February 22, 2021, marked fourth anniversary of the death of Lapwony Micheal Ocan who was an eminent Ugandan public servant, educationalist, peacemaker and church leader.
The Life and Legacy of Lapwony Micheal Ocan is a chronicle of Ocan’s life and times as told by his family, relatives and friends. The 132-page biography that was edited by Dennis D. Muhumuza and Ocan’s eldest son, Jimmy Odoki Acellam, was published by Optimist Media last year.
He was a physics and mathematics teacher at St Joseph’s College Layibi in Gulu District and head teacher at Awere Secondary School. He also taught at Sir Samuel Baker School and Kitgum High School.
Ocan married Betty Aol and they had seven children. Aol is also a teacher. They both taught at St Joseph’s College Layibi.
“He was a good teacher and very much loved by his students because he was very reserved and not given to applying the rod as a disciplinary measure. He preferred speaking to, mentoring and persuading students to approach their studies with the maturity of character that separates boys from men,” his wife Betty Aol writes in The man that was my husband and best friend.
Ocan was enlisted in the Civilian Wing of the Frontline Coordination Team. He was so highly regarded that priestess Alice Auma Lakwena had chosen him to lead the country instead of her if she took over power.

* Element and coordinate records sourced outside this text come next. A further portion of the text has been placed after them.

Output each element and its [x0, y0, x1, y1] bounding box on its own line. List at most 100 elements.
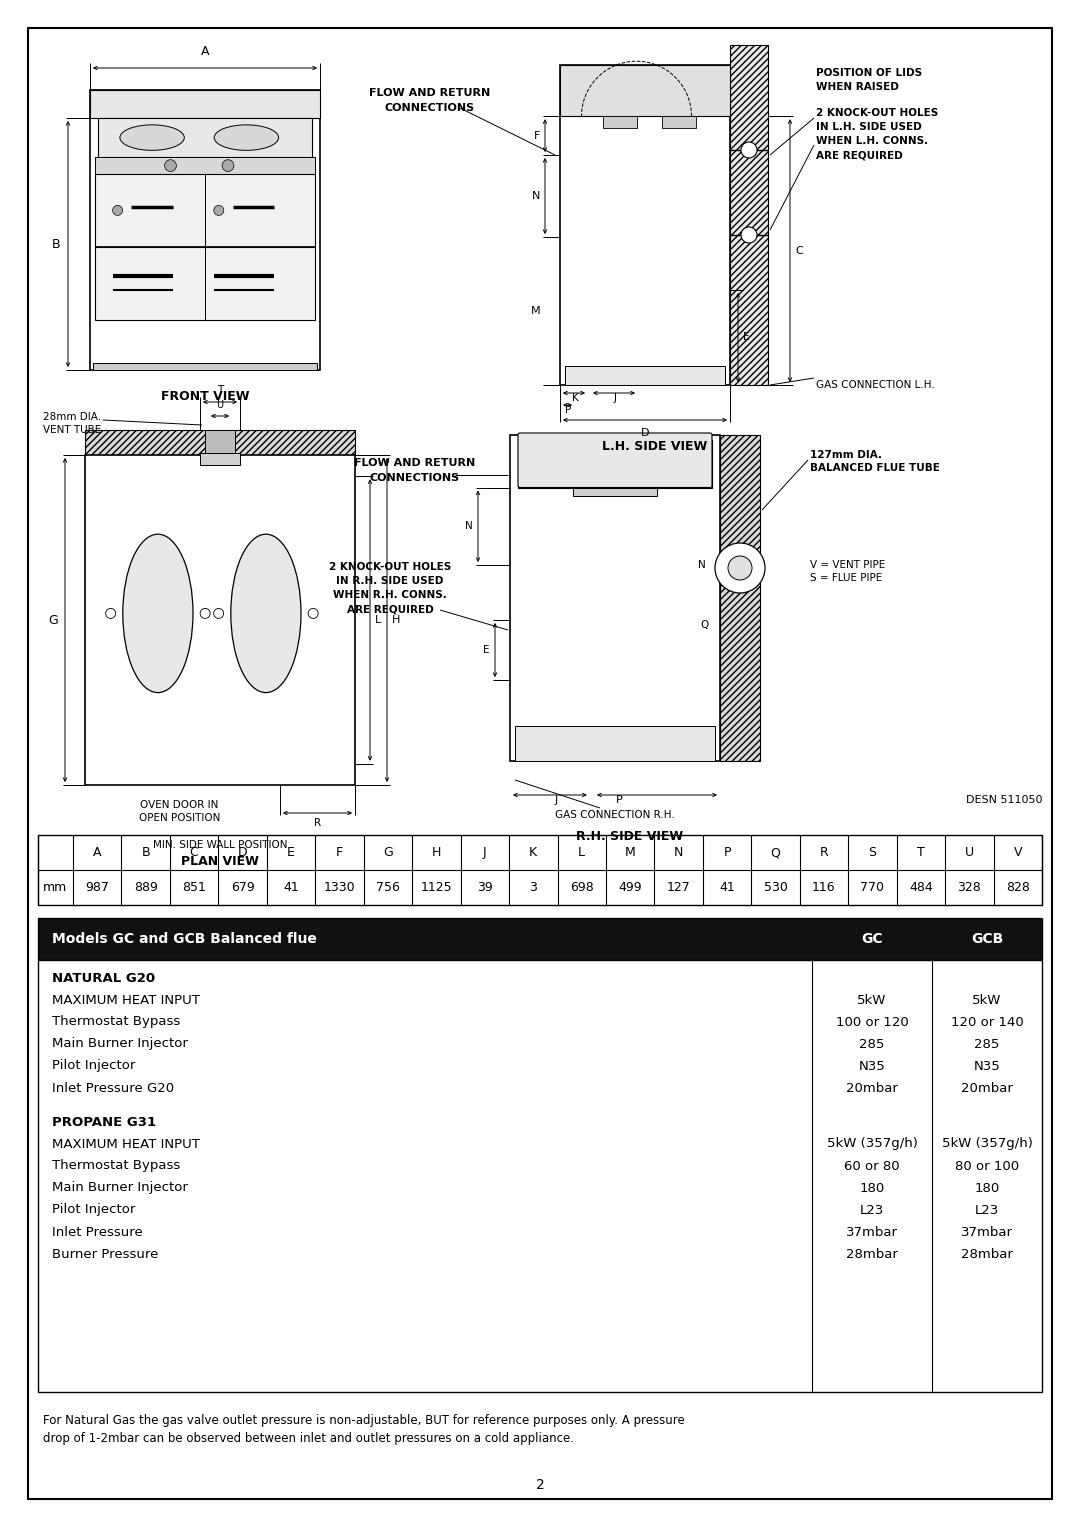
Text: 116: 116 [812, 881, 836, 893]
Text: 37mbar: 37mbar [961, 1226, 1013, 1238]
Circle shape [728, 556, 752, 580]
Text: J: J [613, 392, 617, 403]
Text: Burner Pressure: Burner Pressure [52, 1248, 159, 1260]
Bar [565, 366, 725, 385]
Text: S = FLUE PIPE: S = FLUE PIPE [810, 573, 882, 583]
Bar [90, 90, 320, 118]
Text: T: T [217, 385, 224, 395]
Text: F: F [534, 131, 540, 140]
Text: GAS CONNECTION L.H.: GAS CONNECTION L.H. [816, 380, 935, 389]
Text: J: J [483, 846, 487, 860]
Text: K: K [529, 846, 538, 860]
Text: 37mbar: 37mbar [846, 1226, 897, 1238]
Text: GC: GC [861, 931, 882, 947]
Text: Inlet Pressure: Inlet Pressure [52, 1226, 143, 1238]
Bar [515, 725, 715, 760]
Text: C: C [190, 846, 199, 860]
Text: T: T [917, 846, 924, 860]
Text: WHEN RAISED: WHEN RAISED [816, 82, 899, 92]
Text: 5kW (357g/h): 5kW (357g/h) [942, 1138, 1032, 1150]
Text: POSITION OF LIDS: POSITION OF LIDS [816, 69, 922, 78]
FancyBboxPatch shape [518, 434, 712, 487]
Circle shape [106, 608, 116, 618]
Text: 5kW: 5kW [972, 994, 1001, 1006]
Text: PROPANE G31: PROPANE G31 [52, 1116, 157, 1128]
Text: F: F [336, 846, 343, 860]
Circle shape [164, 160, 176, 171]
Text: 756: 756 [376, 881, 400, 893]
Text: 2: 2 [536, 1478, 544, 1492]
Bar [38, 835, 1042, 906]
Bar [720, 435, 760, 760]
Text: Inlet Pressure G20: Inlet Pressure G20 [52, 1081, 174, 1095]
Text: 2 KNOCK-OUT HOLES: 2 KNOCK-OUT HOLES [329, 562, 451, 573]
Text: 100 or 120: 100 or 120 [836, 1015, 908, 1029]
Text: 120 or 140: 120 or 140 [950, 1015, 1024, 1029]
Text: 484: 484 [909, 881, 933, 893]
Text: Models GC and GCB Balanced flue: Models GC and GCB Balanced flue [52, 931, 316, 947]
Text: N: N [465, 521, 473, 531]
Text: N35: N35 [974, 1060, 1000, 1072]
Ellipse shape [214, 125, 279, 150]
Text: E: E [743, 333, 750, 342]
Text: R: R [820, 846, 828, 860]
Text: P: P [565, 405, 571, 415]
Text: 987: 987 [85, 881, 109, 893]
Text: U: U [216, 400, 224, 411]
Text: NATURAL G20: NATURAL G20 [52, 971, 156, 985]
Text: PLAN VIEW: PLAN VIEW [181, 855, 259, 867]
Bar [85, 431, 355, 455]
Text: J: J [554, 796, 558, 805]
Text: 828: 828 [1005, 881, 1029, 893]
Text: MAXIMUM HEAT INPUT: MAXIMUM HEAT INPUT [52, 994, 200, 1006]
Text: E: E [484, 644, 490, 655]
Text: 60 or 80: 60 or 80 [845, 1159, 900, 1173]
Text: 20mbar: 20mbar [846, 1081, 897, 1095]
Text: 2 KNOCK-OUT HOLES: 2 KNOCK-OUT HOLES [816, 108, 939, 118]
Bar [85, 455, 355, 785]
Bar [93, 363, 318, 370]
Text: C: C [795, 246, 802, 255]
Bar [205, 431, 235, 454]
Text: GCB: GCB [971, 931, 1003, 947]
Bar [518, 440, 712, 487]
Text: 679: 679 [231, 881, 255, 893]
Bar [561, 66, 730, 385]
Text: 41: 41 [719, 881, 735, 893]
Text: L: L [375, 615, 381, 625]
Text: CONNECTIONS: CONNECTIONS [384, 102, 475, 113]
Text: H: H [392, 615, 401, 625]
Circle shape [308, 608, 319, 618]
Text: D: D [238, 846, 247, 860]
Bar [98, 118, 312, 157]
Text: U: U [964, 846, 974, 860]
Text: G: G [49, 614, 58, 626]
Text: 770: 770 [861, 881, 885, 893]
Text: N: N [698, 560, 705, 570]
Text: V: V [1013, 846, 1022, 860]
Text: Main Burner Injector: Main Burner Injector [52, 1037, 188, 1051]
Text: K: K [571, 392, 579, 403]
Text: Q: Q [771, 846, 781, 860]
Bar [95, 247, 315, 319]
Text: MAXIMUM HEAT INPUT: MAXIMUM HEAT INPUT [52, 1138, 200, 1150]
Text: drop of 1-2mbar can be observed between inlet and outlet pressures on a cold app: drop of 1-2mbar can be observed between … [43, 1432, 573, 1445]
Text: E: E [287, 846, 295, 860]
Bar [561, 66, 730, 116]
Bar [510, 435, 720, 760]
Text: 1330: 1330 [324, 881, 355, 893]
Text: H: H [432, 846, 441, 860]
Text: 5kW: 5kW [858, 994, 887, 1006]
Bar [95, 157, 315, 174]
Text: Thermostat Bypass: Thermostat Bypass [52, 1015, 180, 1029]
Text: S: S [732, 567, 739, 577]
Text: B: B [52, 238, 60, 250]
Text: L23: L23 [860, 1203, 885, 1217]
Text: L.H. SIDE VIEW: L.H. SIDE VIEW [603, 440, 707, 454]
Text: 285: 285 [974, 1037, 1000, 1051]
Text: 180: 180 [860, 1182, 885, 1194]
Text: Pilot Injector: Pilot Injector [52, 1203, 135, 1217]
Text: N35: N35 [859, 1060, 886, 1072]
Text: MIN. SIDE WALL POSITION: MIN. SIDE WALL POSITION [152, 840, 287, 851]
Bar [38, 960, 1042, 1393]
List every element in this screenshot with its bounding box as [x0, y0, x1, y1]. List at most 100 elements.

This was not to be as Holy Spirit Mobile Forces were defeated in 1987 and Ocan imprisoned.
“It was a tough time for us as a family particularly with me left alone to shoulder the responsibilities of raising a young family as well as live with the constant tension of not knowing the fate of my husband,” recalls Aol, who is the Woman Member of Parliament for Gulu District as well as Leader of Opposition in Parliament.
“Micheal was Alice Lakwena’s prime target because he had only one wife in a community that was predominantly polygamous. Being so religious she wanted recruits as close to ‘holiness’ as possible, and believed that a person with two or more wives didn’t have the kind of protection from the spirits and so could easily get injured on the frontline unlike a man like Micheal who was monogamous and good-hearted,” Aol writes.
Aol says she did not hear from her husband until when the rebels were captured in 1988 close to Jinja District. They were taken as prisoners of war and transferred to Makindye Barracks in Kampala.
According to Aol, Micheal was released in 1989 and was taken to the National Leadership Institute in Kyankwanzi District for training as a cadre.
“He performed so well that the regime wanted to retain him but he asked to be allowed to go back home to Gulu to continue practicing the profession he loved – teaching. Micheal’s wish was granted and he returned to the classroom, and steadily began to rebuild his life again as a husband, father, and educationist.”
As an eye witness and participant in the HSMF, Ocan became a historiographer and ethnographer, taking over the great burden of translating what had happened to a local and global audience. He wrote a brilliant text that became the essential foundation of the book “Alice Lakwena and the Holy Spirits. War in Northern Uganda 1986-97” by Prof Heike Behrend.
A businessman and resident of Lakung Sub-county in Lamwo District, Ben ‘Bukenya’ Okeny writes: “As a devoted member of the Acholi Religious Leaders’ Peace Initiative together with Archbishop John Baptist Odama, Sheikh Musa Khelil and Bishop Onono Onweng, Micheal Ocan played a crucial role in conflict resolution and peace-building process in Acholiland. These were the brains behind the peace negotiation that brought the LRA conflict to an end and Ocan was among them.”
Acellam describes his father as “a versatile and ambidextrous man who wore many hats and made a huge mark in the fields of education, politics, religion, family and social development. He had such a big heart and loved people authentically judging by how many reciprocated in his life and death.”
Acellam says his father was a strict disciplinarian. “He often reminded us that however brilliant one was, without discipline and humility they would go nowhere in life…He did not hesitate to correct us by caning whenever we went astray. This early childhood formation helped us to grow into responsible people.”
Ocan had a spirit of volunteerism and selflessness. He volunteered as Secretary of the Board of the Acholi Education Initiative (AEI), which worked hard to improve the education standards of schools as well as helped many students to get scholarships. He and others made the foundation for the memorial of late Archbishop Janani Luwum.